Aunque le pagaban poco, logró reunir algunos ahorros que le
permitieron, una vez que dejó el barco, terminar la carrera de Derecho en
horario nocturno. Combinaba sus estudios con algunos trabajos temporales, pero
seguía sin rumbo, mientras su país se hundía en una crisis económica y
política: revueltas estudiantiles, conflictos sociales, abusos de poder… Volvió
a sentir una inseguridad enorme y decidió tomar otro rumbo, esta vez no hacia
Oriente, sino hacia Europa. Y, concretamente, a España.
Inició otra travesía que sería tan dura como nunca pudo
imaginar. En Europa se convirtió en una persona sin documentación que le
permitiera desplazarse libremente de un sitio a otro. Tenía ya 60 años y un
profundo desarraigo de su país, de su cultura y de su propia identidad. El paro
y las dificultades para encontrar trabajo embistieron contra él como las olas
del Pacífico cuando navegaba en el carguero. Aquí volvió a sentir otro tipo de
soledad, quizás más angustiosa, por estar lejos de sus raíces, en un país que
al cabo de unos años también se sumió en una profunda crisis.
Finalmente, encontró empleo en la recogida de la fruta, en
Murcia. Pero al poco tiempo sufrió un ataque de corazón mientras trabajaba en
la huerta. Se desplomó en el suelo y tuvieron que hospitalizarlo. Empezaba a
rendirse, solo y abatido; iniciaba otra etapa de su vía crucis, marcada por la
enfermedad coronaria que iría debilitando su vitalidad.
Un sobrino suyo, que estaba en Barcelona, lo llamó para
vivir con él. Aquí encontró alojamiento en casa de otros familiares. Tenía un techo y una mesa, pero continuaba sin encontrar trabajo
fijo y algo que diera aliciente a sus días. Se refugió en la lectura, de
periódicos y de libros que le daban o tomaba prestados.

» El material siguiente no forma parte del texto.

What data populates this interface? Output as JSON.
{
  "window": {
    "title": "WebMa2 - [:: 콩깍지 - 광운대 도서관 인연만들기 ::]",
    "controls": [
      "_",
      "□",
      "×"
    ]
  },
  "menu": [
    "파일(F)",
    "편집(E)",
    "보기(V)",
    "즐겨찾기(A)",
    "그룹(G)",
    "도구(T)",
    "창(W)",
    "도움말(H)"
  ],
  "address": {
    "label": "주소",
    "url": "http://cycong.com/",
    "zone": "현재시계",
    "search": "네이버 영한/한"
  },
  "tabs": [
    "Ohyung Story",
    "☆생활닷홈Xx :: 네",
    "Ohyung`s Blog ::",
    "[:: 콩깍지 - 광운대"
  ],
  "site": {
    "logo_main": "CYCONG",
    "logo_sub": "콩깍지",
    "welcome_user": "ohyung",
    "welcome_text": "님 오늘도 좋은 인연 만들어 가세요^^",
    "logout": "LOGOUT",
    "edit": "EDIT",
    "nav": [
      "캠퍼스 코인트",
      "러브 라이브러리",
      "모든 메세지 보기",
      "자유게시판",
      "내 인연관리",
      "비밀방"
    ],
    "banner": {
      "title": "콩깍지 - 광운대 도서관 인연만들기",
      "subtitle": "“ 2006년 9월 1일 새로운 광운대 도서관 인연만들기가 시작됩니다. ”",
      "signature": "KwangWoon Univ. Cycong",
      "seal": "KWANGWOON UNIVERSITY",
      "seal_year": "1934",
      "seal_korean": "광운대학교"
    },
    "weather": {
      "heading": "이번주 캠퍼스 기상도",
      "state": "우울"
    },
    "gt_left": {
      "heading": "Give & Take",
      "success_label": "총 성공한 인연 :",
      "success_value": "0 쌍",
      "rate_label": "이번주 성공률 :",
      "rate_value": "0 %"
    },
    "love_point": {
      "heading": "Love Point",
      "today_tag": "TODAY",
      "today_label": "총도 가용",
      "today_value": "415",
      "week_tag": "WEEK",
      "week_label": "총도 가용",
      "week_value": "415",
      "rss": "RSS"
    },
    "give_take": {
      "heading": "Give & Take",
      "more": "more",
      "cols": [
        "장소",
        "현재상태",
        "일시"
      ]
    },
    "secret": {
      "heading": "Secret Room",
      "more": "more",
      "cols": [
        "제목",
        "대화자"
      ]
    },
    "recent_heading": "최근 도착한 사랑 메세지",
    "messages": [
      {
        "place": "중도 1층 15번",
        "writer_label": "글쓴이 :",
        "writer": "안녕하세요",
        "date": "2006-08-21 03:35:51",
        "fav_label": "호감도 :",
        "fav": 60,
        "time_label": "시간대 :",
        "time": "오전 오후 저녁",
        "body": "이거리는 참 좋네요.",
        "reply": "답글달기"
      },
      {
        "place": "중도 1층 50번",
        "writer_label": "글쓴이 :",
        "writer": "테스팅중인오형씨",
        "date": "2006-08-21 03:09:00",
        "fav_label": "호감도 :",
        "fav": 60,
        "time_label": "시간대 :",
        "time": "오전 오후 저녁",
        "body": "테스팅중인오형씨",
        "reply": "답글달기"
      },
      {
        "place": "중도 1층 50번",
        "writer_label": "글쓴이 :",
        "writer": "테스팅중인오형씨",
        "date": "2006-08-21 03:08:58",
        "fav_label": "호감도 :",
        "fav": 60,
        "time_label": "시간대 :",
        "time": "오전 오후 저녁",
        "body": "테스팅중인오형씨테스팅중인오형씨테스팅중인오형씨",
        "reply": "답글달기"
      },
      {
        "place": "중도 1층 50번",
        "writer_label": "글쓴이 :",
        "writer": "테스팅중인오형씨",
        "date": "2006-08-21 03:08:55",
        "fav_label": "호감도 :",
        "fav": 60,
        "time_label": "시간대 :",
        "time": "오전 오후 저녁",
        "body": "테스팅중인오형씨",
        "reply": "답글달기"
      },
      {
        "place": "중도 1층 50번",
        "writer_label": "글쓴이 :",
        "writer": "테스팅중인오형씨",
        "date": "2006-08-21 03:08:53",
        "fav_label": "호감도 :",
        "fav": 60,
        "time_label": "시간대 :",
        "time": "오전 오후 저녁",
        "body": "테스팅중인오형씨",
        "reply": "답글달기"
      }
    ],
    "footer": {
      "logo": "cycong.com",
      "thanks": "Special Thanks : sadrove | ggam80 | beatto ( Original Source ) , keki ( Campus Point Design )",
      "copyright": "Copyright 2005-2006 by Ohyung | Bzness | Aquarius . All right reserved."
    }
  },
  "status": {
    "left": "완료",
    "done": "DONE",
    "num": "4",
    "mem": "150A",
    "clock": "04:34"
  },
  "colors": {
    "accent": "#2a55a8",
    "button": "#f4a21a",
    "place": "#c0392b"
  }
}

Y en su gran pasión, la
única que, durante unas horas, cada semana, lo hace vibrar ante un televisor:
el fútbol.
Un buen día, vino a mi parroquia de Badalona y se ofreció
para ayudar en lo que hiciera falta. Así comenzó nuestra amistad. Cuando me
trasladé a Barcelona, a mi nuevo destino parroquial, él también vino a
colaborar. Al menos, tiene un lugar donde comer y dormir, un espacio donde proyectarse
y relacionarse con los demás, un trabajo con el que distraerse y llenar sus
horas.
Hace poco su salud sufrió otro bajón. Las venas que
irrigan su cerebro y su corazón, gravemente obturadas, le impedían la
circulación de la sangre y la consiguiente falta de oxígeno lo entorpeció y lo
hizo lento e inseguro. La ansiedad lo llevó a comer sin control, sobre todo
muchos alimentos grasos y dulces, quizás para compensar la amargura de su vida.
Empeoró y de nuevo tuvo que ser intervenido, en una delicada
operación para desbloquear sus venas troncales. Ahora se encuentra mejor. Le
quitaron un peso del pecho, pero no del alma. Sueña con regresar a su país,
aunque no quiere perder su independencia, y tampoco quiere cortar sus vínculos
con España, esta tierra que le ha acogido y que ha empezado a amar.